La soustraction des possibles, Joseph Incardona.
« Tu sais quoi, René? J’ai décidé que ma seule patrie, le seul drapeau auquel faire allégeance est le pognon. Et quand il y a le pognon, on est tous copains, on n’est pas raciste ni rien. Il n’y a jamais de problèmes dans les hôtels cinq étoiles, jamais. T’as remarqué?«
Suisse, fin des années 80, l’argent circule, s’épanouit et – parfois – s’évapore.
Un prof de tennis auprès des gens aisés, gigolo expérimenté, se met à transporter des mallettes. Il fait la rencontre d’une jeune financière déjà experte en interprétation de la loi. Autour d’eux gravite une faune variée entre grands bourgeois carnassiers et séducteurs, truands de haute volée ou débutants et laissés pour compte brûlant d’un désir de revanche sociale.

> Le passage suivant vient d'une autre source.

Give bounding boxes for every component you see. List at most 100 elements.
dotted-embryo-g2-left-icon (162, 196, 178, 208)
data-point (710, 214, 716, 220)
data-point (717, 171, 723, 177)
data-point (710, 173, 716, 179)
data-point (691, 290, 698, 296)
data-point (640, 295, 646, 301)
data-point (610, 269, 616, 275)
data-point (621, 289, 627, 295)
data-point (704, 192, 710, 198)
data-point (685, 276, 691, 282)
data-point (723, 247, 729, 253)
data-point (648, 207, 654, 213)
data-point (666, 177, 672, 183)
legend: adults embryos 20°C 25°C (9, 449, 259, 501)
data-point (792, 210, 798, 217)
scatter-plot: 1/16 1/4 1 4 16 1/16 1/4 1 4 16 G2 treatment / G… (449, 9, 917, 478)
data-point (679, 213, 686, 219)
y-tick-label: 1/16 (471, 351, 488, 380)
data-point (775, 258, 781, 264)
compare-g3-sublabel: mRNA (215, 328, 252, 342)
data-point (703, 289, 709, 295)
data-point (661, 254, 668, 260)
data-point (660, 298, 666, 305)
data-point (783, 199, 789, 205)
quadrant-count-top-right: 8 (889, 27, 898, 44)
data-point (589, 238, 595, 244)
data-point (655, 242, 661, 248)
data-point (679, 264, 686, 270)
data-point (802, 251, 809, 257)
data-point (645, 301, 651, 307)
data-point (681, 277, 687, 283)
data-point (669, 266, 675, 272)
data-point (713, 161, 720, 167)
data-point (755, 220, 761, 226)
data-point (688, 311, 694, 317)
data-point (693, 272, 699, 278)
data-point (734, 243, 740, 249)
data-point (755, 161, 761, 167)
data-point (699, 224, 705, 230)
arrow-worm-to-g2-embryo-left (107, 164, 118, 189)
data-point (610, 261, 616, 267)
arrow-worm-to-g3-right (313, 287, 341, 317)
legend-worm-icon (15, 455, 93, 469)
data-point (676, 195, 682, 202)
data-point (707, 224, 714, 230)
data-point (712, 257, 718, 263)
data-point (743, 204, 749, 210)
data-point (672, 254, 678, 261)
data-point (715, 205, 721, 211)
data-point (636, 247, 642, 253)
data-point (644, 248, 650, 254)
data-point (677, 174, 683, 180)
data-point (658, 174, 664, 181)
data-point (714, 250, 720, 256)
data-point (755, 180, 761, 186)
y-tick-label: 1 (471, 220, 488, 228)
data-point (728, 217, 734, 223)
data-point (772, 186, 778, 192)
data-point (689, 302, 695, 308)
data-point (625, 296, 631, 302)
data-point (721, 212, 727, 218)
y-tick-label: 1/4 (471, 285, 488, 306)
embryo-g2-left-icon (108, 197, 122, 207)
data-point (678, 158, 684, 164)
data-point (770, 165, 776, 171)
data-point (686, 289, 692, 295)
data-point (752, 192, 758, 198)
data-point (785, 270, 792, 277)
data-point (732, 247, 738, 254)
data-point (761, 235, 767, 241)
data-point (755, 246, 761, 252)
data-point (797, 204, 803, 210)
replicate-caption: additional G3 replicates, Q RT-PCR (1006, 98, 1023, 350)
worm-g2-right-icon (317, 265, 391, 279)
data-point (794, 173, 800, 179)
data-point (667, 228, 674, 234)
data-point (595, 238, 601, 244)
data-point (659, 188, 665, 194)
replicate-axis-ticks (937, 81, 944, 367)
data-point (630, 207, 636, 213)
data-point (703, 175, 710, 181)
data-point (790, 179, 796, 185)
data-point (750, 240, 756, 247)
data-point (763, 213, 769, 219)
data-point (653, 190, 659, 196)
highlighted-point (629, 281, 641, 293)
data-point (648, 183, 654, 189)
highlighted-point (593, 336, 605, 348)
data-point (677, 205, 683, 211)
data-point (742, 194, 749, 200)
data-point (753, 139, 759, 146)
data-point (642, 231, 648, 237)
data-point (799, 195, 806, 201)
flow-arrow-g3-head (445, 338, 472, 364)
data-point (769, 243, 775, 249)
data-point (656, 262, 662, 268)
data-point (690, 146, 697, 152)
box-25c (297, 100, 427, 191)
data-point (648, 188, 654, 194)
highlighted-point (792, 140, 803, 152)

Tout est là pour que le drame naisse, que la température monte, que le cœur des hommes soit mis à nu.
Ce livre m’a happée, bousculée, un peu écœurée aussi. L’écriture est nerveuse, très efficace et séduisante : elle colle le vertige. L’auteur-narrateur joue avec des incises et des commentaires qui cassent le rythme de lecture pour mieux le renforcer.
Je me suis sentie étrangère de ce monde de bout en bout, tout en reconnaissant sans hésiter les perceptions et sentiments des personnages. Je suis passée de la répugnance, à la colère puis l’incrédulité.
C’est peut-être cela qui m’a semblé le plus virtuose dans ce livre marquant : réussir à mêler ce qui me dégoûte (la vacuité et la fièvre consommatrice) avec ce qui m’émeut (la fragilité des sentiments et la volonté de grandir).